Et voilà les amies qui vont dans leur monde, s’envoient des missives, comme des petits cadeaux que l’on s’offre comme ça, sans demander de retour. Un art de vivre peut-être. La joie que l’on surprend dans le regard d’une enfant qui découvre le bonheur de bouger et de respirer. Dominique Fortier, toujours un peu plus grave, et Rafaële Germain plus solaire dans les jours sombres, les nuits où tout semble nous glisser entre les doigts. Des recueillements pour réfléchir à l’amour, à la vie d’une mère, aux moments précieux avec les filles qui deviennent des adultes si rapidement, l’écriture bien sûr, la mort aussi qui finit par faire sa place parmi nos proches.

On ressemble plus aux arbres qu’on veut bien le croire. Il me semble que, comme eux, nous continuons de porter celui ou celle que nous étions à quatre, onze, trente ans. En nous sciant en deux, on verrait toutes ces personnes imbriquées, de la plus petite à la plus grande, comme des poupées russes. (p.91)

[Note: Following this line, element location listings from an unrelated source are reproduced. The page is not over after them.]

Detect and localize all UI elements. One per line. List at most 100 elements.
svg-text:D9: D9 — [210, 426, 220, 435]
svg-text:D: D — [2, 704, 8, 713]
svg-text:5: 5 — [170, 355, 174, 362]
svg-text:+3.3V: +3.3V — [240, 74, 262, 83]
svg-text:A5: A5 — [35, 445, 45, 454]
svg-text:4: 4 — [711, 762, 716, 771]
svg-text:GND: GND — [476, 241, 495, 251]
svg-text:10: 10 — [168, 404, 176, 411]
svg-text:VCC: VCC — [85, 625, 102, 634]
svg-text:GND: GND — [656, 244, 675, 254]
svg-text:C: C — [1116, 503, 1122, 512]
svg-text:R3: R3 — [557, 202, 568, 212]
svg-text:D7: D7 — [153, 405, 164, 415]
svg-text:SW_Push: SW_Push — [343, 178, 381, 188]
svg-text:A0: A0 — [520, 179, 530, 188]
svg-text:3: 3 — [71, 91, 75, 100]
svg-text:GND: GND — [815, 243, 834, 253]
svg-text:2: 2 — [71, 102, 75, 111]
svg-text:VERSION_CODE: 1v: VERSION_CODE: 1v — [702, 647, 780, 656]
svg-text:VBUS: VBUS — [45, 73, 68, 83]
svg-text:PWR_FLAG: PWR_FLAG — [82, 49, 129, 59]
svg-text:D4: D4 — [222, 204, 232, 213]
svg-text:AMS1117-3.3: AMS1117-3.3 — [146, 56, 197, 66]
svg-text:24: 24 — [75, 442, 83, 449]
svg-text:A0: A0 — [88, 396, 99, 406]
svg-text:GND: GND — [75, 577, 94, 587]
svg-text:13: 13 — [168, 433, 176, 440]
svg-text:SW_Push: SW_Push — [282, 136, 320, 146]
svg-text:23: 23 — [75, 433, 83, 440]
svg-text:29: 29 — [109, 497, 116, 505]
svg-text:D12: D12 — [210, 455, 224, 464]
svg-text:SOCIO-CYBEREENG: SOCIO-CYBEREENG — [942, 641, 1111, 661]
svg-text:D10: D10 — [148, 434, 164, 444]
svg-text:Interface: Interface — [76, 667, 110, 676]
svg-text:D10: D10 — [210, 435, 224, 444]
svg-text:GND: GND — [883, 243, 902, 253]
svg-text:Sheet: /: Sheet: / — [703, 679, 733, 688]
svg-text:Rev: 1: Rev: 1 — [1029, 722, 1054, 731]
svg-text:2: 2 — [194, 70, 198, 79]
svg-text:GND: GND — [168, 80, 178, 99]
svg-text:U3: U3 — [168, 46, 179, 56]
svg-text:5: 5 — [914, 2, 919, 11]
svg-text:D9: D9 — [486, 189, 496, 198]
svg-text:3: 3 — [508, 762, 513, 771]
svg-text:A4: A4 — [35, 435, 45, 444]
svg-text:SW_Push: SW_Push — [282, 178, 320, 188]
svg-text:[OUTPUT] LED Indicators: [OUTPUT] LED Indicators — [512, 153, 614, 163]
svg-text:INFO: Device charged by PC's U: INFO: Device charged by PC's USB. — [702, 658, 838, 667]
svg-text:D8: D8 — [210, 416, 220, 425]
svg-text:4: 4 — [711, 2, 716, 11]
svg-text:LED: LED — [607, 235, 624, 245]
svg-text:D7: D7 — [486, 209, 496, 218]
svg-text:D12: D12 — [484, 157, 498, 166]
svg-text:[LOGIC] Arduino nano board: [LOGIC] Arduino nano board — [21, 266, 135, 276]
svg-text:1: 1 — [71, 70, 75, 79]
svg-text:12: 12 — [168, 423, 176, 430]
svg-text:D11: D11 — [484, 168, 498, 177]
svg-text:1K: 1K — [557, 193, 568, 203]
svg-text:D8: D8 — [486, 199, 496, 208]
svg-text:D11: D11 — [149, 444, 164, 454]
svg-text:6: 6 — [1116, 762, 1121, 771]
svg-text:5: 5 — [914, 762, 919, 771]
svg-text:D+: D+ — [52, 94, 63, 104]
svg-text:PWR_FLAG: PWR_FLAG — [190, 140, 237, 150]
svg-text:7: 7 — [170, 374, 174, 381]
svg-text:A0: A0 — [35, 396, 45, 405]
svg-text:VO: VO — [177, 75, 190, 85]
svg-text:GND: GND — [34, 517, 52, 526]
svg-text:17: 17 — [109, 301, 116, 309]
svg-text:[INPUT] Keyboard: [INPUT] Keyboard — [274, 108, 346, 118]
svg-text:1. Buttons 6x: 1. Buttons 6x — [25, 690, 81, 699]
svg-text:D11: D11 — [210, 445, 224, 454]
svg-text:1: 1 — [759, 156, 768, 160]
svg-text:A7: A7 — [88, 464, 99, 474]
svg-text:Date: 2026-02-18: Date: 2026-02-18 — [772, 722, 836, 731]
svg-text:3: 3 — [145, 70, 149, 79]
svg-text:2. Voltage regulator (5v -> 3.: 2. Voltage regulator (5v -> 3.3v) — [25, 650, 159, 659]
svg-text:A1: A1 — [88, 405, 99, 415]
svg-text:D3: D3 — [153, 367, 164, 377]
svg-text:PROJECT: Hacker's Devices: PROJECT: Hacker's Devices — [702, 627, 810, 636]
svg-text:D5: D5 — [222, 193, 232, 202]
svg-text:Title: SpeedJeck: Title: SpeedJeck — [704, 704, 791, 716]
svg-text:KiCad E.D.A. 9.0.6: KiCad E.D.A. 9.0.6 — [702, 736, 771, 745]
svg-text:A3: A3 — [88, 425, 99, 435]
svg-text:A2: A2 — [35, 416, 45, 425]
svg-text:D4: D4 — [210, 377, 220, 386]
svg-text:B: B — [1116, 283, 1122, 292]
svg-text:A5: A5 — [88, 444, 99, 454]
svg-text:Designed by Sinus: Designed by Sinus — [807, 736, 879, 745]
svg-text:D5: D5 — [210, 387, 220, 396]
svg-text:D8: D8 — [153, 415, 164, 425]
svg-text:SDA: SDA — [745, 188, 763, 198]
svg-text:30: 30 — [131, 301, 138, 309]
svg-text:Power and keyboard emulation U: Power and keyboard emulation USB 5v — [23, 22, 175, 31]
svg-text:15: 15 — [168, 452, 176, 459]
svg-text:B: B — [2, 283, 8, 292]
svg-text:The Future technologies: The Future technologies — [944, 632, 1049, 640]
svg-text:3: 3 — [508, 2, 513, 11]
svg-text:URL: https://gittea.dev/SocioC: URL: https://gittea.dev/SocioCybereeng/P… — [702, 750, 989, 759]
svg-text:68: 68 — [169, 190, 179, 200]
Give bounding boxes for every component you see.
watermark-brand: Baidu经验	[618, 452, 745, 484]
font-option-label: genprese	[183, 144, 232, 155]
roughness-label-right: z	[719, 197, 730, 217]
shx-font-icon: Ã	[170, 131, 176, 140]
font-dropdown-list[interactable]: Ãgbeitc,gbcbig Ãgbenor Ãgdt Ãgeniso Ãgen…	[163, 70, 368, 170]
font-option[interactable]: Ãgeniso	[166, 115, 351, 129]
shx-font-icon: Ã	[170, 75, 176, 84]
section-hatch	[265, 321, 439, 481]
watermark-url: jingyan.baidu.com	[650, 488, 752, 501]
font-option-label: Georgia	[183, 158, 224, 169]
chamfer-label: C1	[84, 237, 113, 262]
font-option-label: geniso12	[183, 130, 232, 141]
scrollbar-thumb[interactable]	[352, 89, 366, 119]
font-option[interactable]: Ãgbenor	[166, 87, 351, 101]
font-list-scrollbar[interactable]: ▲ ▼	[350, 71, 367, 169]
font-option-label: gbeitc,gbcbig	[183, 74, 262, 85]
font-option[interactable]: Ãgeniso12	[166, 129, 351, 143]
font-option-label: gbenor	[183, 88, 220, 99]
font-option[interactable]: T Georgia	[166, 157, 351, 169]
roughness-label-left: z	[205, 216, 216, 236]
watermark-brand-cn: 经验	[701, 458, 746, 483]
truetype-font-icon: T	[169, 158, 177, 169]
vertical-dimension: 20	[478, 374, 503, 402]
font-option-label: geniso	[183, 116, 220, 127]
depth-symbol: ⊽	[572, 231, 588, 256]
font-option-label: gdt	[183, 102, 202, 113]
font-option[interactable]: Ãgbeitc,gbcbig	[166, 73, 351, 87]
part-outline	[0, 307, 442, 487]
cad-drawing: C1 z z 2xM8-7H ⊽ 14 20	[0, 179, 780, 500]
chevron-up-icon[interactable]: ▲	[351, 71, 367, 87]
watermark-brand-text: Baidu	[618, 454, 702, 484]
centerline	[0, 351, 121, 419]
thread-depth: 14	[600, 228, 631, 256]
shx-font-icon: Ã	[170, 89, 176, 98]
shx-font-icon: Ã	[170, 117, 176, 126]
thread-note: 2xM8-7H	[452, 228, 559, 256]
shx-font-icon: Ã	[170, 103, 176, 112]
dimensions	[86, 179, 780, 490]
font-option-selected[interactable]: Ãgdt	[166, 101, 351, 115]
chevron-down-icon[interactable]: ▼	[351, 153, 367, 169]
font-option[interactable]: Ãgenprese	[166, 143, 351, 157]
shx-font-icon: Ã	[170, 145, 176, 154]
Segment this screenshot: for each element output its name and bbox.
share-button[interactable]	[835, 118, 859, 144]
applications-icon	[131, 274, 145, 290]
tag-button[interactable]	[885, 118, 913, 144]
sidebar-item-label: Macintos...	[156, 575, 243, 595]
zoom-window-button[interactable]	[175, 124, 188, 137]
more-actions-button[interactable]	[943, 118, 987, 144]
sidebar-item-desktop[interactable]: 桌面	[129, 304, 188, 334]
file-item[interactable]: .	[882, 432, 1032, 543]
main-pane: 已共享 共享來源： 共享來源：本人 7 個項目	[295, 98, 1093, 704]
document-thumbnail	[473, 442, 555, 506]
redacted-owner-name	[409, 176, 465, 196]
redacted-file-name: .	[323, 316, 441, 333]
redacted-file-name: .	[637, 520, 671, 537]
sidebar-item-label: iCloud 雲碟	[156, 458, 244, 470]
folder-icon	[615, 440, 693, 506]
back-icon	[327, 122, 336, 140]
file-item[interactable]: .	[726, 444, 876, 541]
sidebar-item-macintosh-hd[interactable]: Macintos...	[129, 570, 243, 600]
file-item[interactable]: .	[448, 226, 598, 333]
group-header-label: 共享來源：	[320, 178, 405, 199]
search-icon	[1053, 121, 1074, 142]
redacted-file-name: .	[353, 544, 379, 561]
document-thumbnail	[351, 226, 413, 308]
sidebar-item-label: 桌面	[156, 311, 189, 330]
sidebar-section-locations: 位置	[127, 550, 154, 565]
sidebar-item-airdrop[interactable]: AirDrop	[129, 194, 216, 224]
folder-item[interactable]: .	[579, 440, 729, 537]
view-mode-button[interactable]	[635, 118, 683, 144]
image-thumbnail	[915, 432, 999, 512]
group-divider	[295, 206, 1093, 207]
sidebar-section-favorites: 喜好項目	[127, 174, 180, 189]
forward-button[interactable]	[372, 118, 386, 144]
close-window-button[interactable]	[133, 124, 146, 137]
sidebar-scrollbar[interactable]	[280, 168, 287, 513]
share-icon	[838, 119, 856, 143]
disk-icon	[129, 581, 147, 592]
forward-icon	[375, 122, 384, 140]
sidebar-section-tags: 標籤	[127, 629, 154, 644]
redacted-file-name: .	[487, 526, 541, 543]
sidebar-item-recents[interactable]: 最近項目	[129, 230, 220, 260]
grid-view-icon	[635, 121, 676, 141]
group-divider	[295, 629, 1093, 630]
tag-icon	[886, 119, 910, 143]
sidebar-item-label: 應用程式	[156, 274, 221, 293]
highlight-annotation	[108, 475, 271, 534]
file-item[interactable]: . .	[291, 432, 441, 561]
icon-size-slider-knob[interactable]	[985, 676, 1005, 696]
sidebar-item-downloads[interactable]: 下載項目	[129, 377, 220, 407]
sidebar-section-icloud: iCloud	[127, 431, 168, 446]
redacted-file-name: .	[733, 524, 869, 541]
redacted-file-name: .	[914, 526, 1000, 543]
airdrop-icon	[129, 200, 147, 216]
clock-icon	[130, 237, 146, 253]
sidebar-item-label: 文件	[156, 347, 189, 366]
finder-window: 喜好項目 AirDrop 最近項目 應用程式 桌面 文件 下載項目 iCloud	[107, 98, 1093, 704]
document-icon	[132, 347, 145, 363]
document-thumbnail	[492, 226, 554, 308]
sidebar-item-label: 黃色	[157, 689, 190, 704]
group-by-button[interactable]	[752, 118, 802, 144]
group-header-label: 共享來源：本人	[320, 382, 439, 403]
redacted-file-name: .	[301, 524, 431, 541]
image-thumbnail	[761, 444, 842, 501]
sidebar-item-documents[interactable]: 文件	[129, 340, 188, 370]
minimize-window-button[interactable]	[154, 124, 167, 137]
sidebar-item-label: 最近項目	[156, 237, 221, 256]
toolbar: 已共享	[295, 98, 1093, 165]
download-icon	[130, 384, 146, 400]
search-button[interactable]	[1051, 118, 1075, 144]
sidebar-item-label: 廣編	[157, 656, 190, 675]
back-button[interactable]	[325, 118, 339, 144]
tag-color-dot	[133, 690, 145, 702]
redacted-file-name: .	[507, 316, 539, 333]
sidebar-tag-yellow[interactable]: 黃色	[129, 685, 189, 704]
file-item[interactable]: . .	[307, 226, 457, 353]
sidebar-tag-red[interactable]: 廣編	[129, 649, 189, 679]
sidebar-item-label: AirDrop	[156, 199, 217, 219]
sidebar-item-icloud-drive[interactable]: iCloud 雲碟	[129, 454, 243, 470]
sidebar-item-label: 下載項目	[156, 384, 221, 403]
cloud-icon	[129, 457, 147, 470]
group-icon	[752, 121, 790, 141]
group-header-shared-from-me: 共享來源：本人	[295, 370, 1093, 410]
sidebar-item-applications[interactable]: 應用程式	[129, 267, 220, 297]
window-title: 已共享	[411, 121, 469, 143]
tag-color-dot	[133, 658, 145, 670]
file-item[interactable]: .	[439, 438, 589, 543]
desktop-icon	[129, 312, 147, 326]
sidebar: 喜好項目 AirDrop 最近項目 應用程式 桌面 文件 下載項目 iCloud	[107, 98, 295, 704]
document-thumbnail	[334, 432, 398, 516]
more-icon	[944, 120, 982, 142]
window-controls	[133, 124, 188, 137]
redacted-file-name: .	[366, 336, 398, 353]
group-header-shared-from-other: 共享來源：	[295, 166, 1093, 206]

Un livre que j’ai lu en m’arrêtant à chaque phrase, pour soupeser chaque mot et en mesurer tout le poids et la saveur. Ces riens qui font la beauté de la vie et des jours, ces instants que nous éloignons trop souvent d’un mouvement de la main ou d'un signe de la tête.
Un voyage au pays du quotidien, des rencontres, un sourire dans une éternité qui se recroqueville dans le coucher du soleil, un débordement d’existence qui nous fait prendre conscience que l’on est certainement immortel, les pieds dans le sable, dans un été que l’on traverse à bicyclette, suivant une petite fille qui pédale vaillamment vers l’avenir.

La joie est un luxe - nous sommes en train d’écrire un catalogue de luxe. (p.79)

Pour mémoire est un livre précieux comme je les aime. Ces fragments portent à la réflexion, à cette lenteur si chère à Serge Bouchard, à voir le monde et la nature autrement, à retrouver l’enfant qui se recroqueville en soi quand on a l’impression que tout nous échappe. J’aime les échafaudages du quotidien, les matins arrêtés et silencieux, les fins de jour comme des sourires dans un ciel où les mouettes tournent inlassablement, ces plages de froidure qui vous font vous attarder au coin du feu, avec un chat qui ronronne sur vos genoux pour vous rappeler que ne rien faire est déjà tout un travail. Et après, vous vous faufilez dans une histoire ou un récit pour vous échapper tout doucement. Depuis ma première lecture, je rouvre souvent le coffre à souvenirs de Rafaële Germain et Dominique Fortier pour en savourer chaque mot comme un chocolat fondant. Oui, ce livre rend plus vivant et fait du bien à l’âme.


FORTIER DOMINIQUE, GERMAIN RAFAËLE ; POUR MÉMOIRE (Petits miracles et cailloux blancs), ÉDITIONS ALTO, 177 pages, 23,95 $.